I started to write about Basic Memory this afternoon, and that gave me an idea that turned into an evening of coaching Claude into helping me do some stuff:
I took my corpus of old micro.blog posts and migrated them into my notes. They’re all YAML-n-Markdown, so they could just be imported.
I did the same with my mono-topic Hugo posts. Same idea.
I made a script for the many, many daily posts I wrote over a few years, grateful that I stuck to a convention of organizing them with l2 headings: Each heading became a title of a new, atomized post. I did that because my daily posts could cover a lot, so now it’s all more searchable.
And I finally sat down with my DayOne journals, all exported as JSON, and turned them into Basic-Memory-ready Markdown (which is to say “Markdown”). That included not just my journals from as long as I’ve been using DayOne, but also the entire collection of 2,000 posts from my original blog – the one that started as MovableType, then became WordPress.
Oh, I also imported my Scribbles blog.
I’ll put the source material up somewhere safe, but for the first time I have about 25 years worth of journals, diary entries, blog posts, and other personal writing sitting in a repo in a mostly standard format, organized by source.

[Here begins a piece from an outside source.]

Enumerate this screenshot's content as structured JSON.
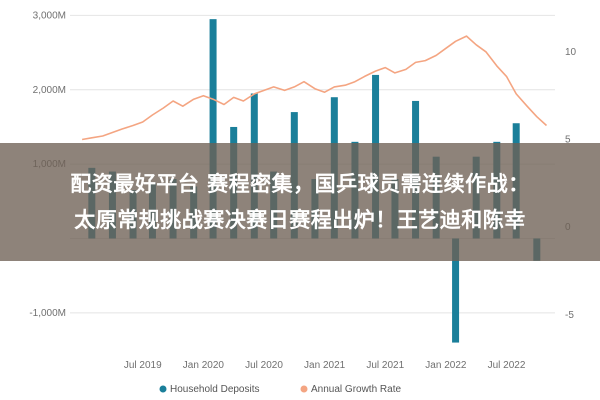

It all also caused me to look at a 15-year-old project I worked on when management came around and told my team we’d have to spend three weeks classifying 17 years worth of articles from 40 sites in a spreadsheet. I mustered my rudimentary Ruby and wrote autotaxonomizer in an afternoon, got a friendly dba to give me an article dump, sold my boss with a proof of concept, and reduced a three-week slog for 12 editors to each of them spending maybe 30 minutes filling out a spreadsheet with the keywords for their site categories.
Maybe the best part was after I talked the rest of the team through what I was going to do and noticed a text from my best work friend, Amy. I thought it was gonna be “awesome!” but it was “This sucks. I was looking forward to three weeks of just filling out a spreadsheet.”